Overview

Capacity testing validates that a PV system performs as expected under real-world conditions. Two ASTM standards work together:

  • ASTM E2939 defines expected performance using historical weather data and modeling.
  • ASTM E2848 measures real capacity from monitored data and normalizes to those expectations.

Think of E2939 as “set the yardstick,” and E2848 as “measure against it.”

Why Irradiance and Temperature Aren’t the Whole Story

In a perfect world, power would scale cleanly with irradiance and module temperature. In the field, several factors complicate this:

  • Module temperature isn’t directly measured; ambient temp and wind are proxies.
  • AC output is downstream of multiple losses (wiring, combiners, inverters, transformers).
  • Inverter clipping breaks the “more sun = more power” assumption at high irradiance.
  • Low or unstable irradiance introduces variability and noise.
  • Sparse sensors and coarse intervals (1–5 min) can miss cloud dynamics.

Consequences: you need careful data filtering and a site-specific model. ASTM defines standards for doing this reliably and transparently.

E2939 vs. E2848 at a Glance

E2939 (before testing): Build a regression-based baseline with realistic reporting conditions using long-term weather and simulation.

E2848 (during testing): Collect field data, filter it, then normalize against the E2939 model to determine capacity under reference reporting conditions.

Building the Baseline with PVsyst and 8760 (E2939)

E2939 typically uses PVsyst (or equivalent) with long-term weather files to produce an 8760 (hourly) dataset. From that data:

  • Define reporting conditions by binning & filtering irradiance and temperature in realistic ranges. The goal is to avoid low, unstable, or clipping-prone conditions.
  • Optionally, set reporting conditions for a time period corresponding to the actual test period (e.g., May+June data for a test in June) so summer tests aren’t judged by winter assumptions.
  • Run a multivariable regression of AC power vs. weather variables.
  • Save the regression as the baseline.

This becomes the benchmark against which actual performance is measured during ASTM E2848 testing.

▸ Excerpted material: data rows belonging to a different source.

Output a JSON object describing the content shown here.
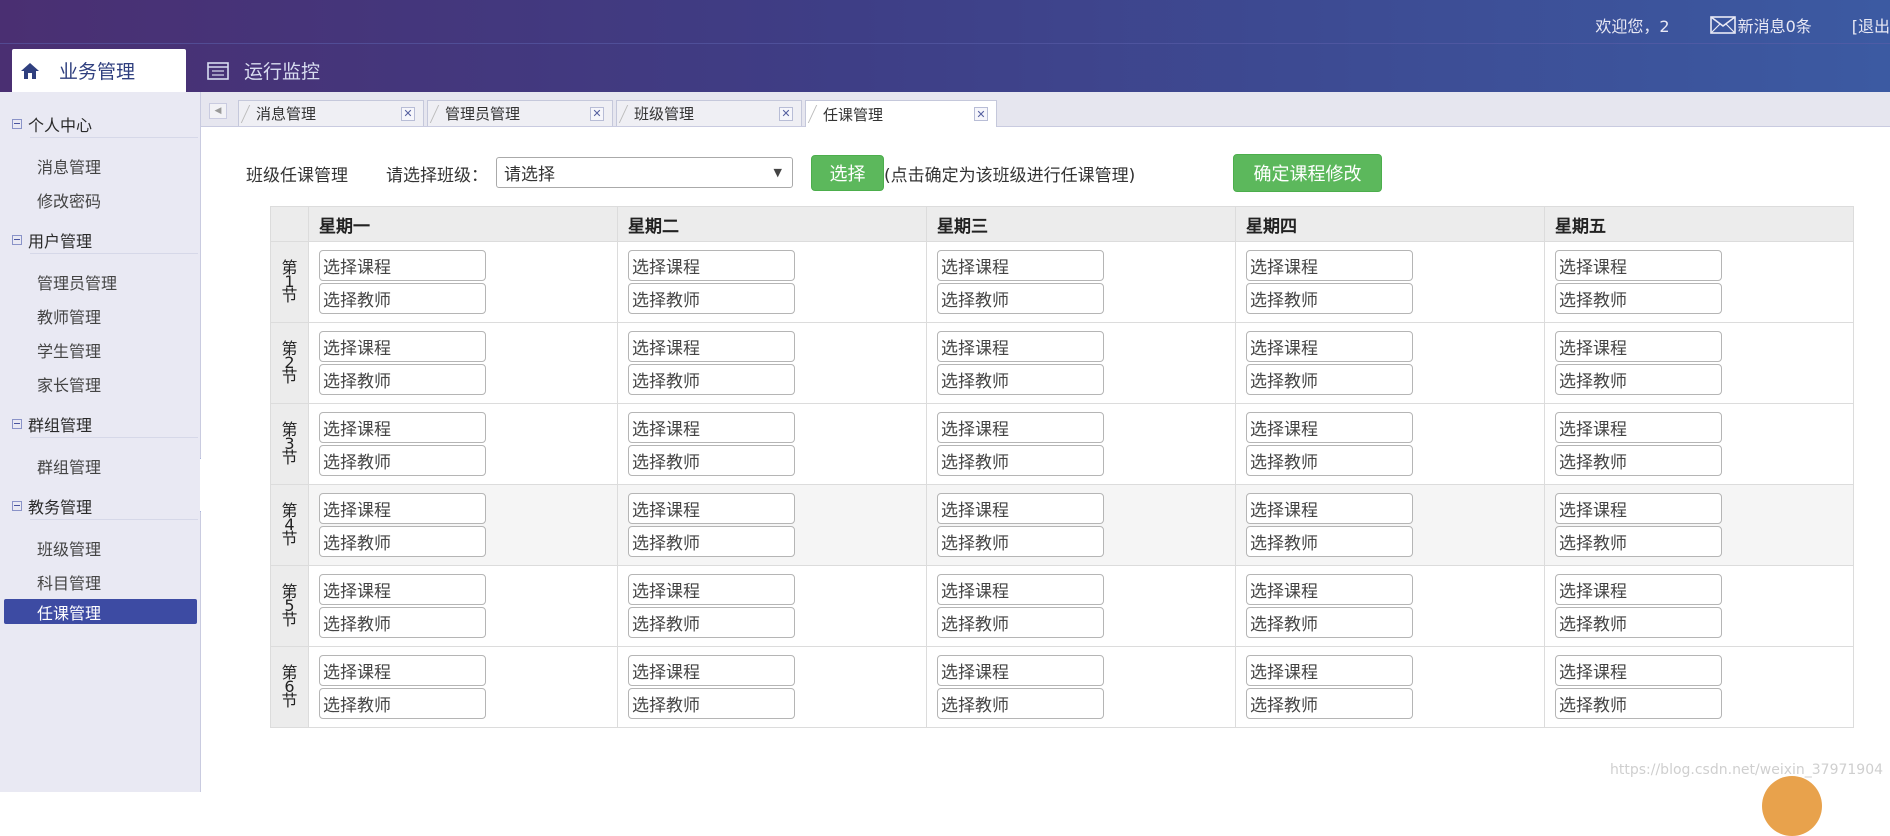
{
  "header": {
    "welcome": "欢迎您，2",
    "messages": "新消息0条",
    "logout": "[退出",
    "tabs": [
      {
        "label": "业务管理",
        "icon": "home-icon"
      },
      {
        "label": "运行监控",
        "icon": "list-icon"
      }
    ]
  },
  "sidebar": {
    "groups": [
      {
        "label": "个人中心",
        "items": [
          "消息管理",
          "修改密码"
        ]
      },
      {
        "label": "用户管理",
        "items": [
          "管理员管理",
          "教师管理",
          "学生管理",
          "家长管理"
        ]
      },
      {
        "label": "群组管理",
        "items": [
          "群组管理"
        ]
      },
      {
        "label": "教务管理",
        "items": [
          "班级管理",
          "科目管理",
          "任课管理"
        ]
      }
    ],
    "active_item": "任课管理"
  },
  "page_tabs": [
    {
      "label": "消息管理"
    },
    {
      "label": "管理员管理"
    },
    {
      "label": "班级管理"
    },
    {
      "label": "任课管理",
      "active": true
    }
  ],
  "controls": {
    "title": "班级任课管理",
    "select_label": "请选择班级：",
    "select_value": "请选择",
    "select_button": "选择",
    "hint": "(点击确定为该班级进行任课管理)",
    "confirm_button": "确定课程修改"
  },
  "timetable": {
    "days": [
      "星期一",
      "星期二",
      "星期三",
      "星期四",
      "星期五"
    ],
    "periods": [
      [
        "第",
        "1",
        "节"
      ],
      [
        "第",
        "2",
        "节"
      ],
      [
        "第",
        "3",
        "节"
      ],
      [
        "第",
        "4",
        "节"
      ],
      [
        "第",
        "5",
        "节"
      ],
      [
        "第",
        "6",
        "节"
      ]
    ],
    "course_placeholder": "选择课程",
    "teacher_placeholder": "选择教师"
  },
  "watermark": "https://blog.csdn.net/weixin_37971904",
  "colors": {
    "header_start": "#4a2f72",
    "header_end": "#3c5aa2",
    "active_nav": "#3d4ba3",
    "button_green": "#5cb85c"
  }
}
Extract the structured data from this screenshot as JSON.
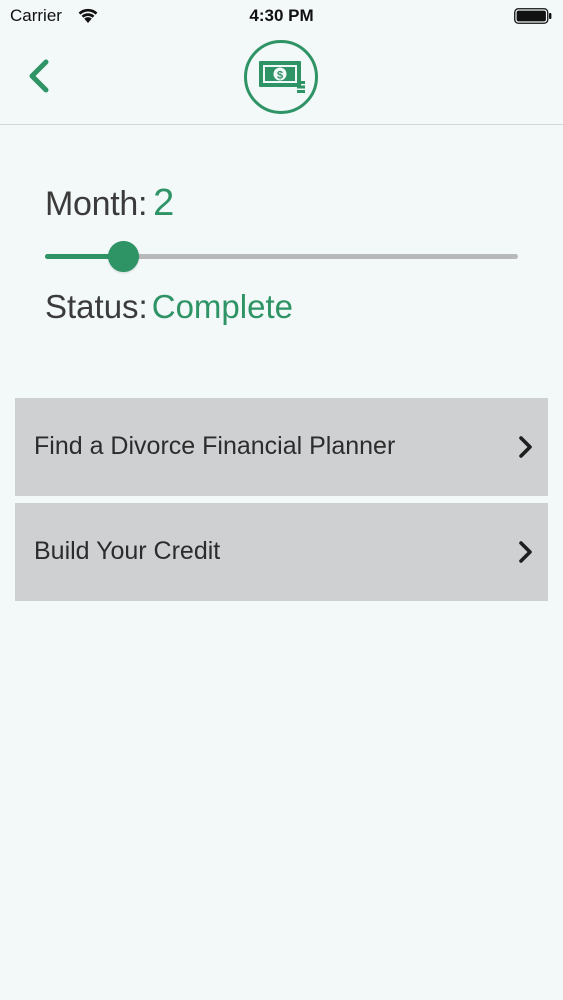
{
  "status_bar": {
    "carrier": "Carrier",
    "time": "4:30 PM"
  },
  "nav": {
    "back_icon": "chevron-left-icon",
    "logo_icon": "cash-icon"
  },
  "month": {
    "label": "Month:",
    "value": "2"
  },
  "slider": {
    "fraction": 0.165
  },
  "status": {
    "label": "Status:",
    "value": "Complete"
  },
  "list": {
    "items": [
      {
        "label": "Find a Divorce Financial Planner",
        "icon": "chevron-right-icon"
      },
      {
        "label": "Build Your Credit",
        "icon": "chevron-right-icon"
      }
    ]
  },
  "colors": {
    "accent": "#2e9466",
    "background": "#f3f8f9",
    "list_item_bg": "#cfd0d2",
    "track": "#b7b9ba"
  }
}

Field Test Preparation & Execution (E2848)

Before collecting data:

  • Calibrate and verify sensors; ensure POA sensors are co-planar and clean. Time-sync all meters, sensors, and inverters.
  • Choose a clear, stable irradiance window; confirm normal plant operation.
  • If possible, do a dry run to validate filters and detect issues.

Performing E2848: Data, Filtering, Normalization

Collect data at the lowest possible time interval (typically 1–5mins). Required data:

  • AC output
  • POA irradiance
  • module and ambient temperature (wind where available)

Filter out:

  • Intervals outside reporting conditions
  • Clipping periods, curtailments, shading events
  • Unstable irradiance (define thresholds appropriate to sensor density and site size).
  • Use professional judgment for filtering thresholds. Larger sites with few sensors need broader instability filters due to partial cloud coverage effects.

Normalize and analyze:

  • Apply the E2939 regression model to normalize the measured data
  • Calculate normalized capacity (i.e. the actual performance the system delivers under the pre-defined reporting conditions)
  • Finally compare this value against the contractual expectations to assess compliance.

Common Pitfalls and How to Avoid Them

Pitfalls:

  • Misaligned or dirty POA sensors
  • Clipping in the test window
  • Unsynchronized timestamps
  • Inclusion of unstable or non-representative intervals

Best practices:

  • Test in stable, non-clipping conditions.
  • Validate with a quick pre-test data review.
  • Use recently calibrated, high-quality sensors.
  • Document assumptions, filters, and anomalies clearly for third-party review.

Reporting and Documentation: What Matters

A clear report should include:

  • Method summary and all filter criteria
  • Time-series plots (irradiance, temperature, AC output)
  • E2939 regression details
  • E2848 normalized capacity results
  • Sensor specs, calibration certificates
  • Explanations for exclusions and any anomalies

Brief Note on Commercial Context: Projects often have predefined performance expectations or reporting conditions. Align your baseline assumptions with those expectations without over-indexing on contract minutiae; the goal is a fair, technically sound comparison based on realistic site conditions.

Conclusion

Accurate capacity testing pairs a realistic, regression-based baseline (E2939) with disciplined data collection, filtering, and normalization (E2848). Focus on sensor quality, rigorous filtering, and transparent reporting to produce credible results that reflect how the plant truly performs.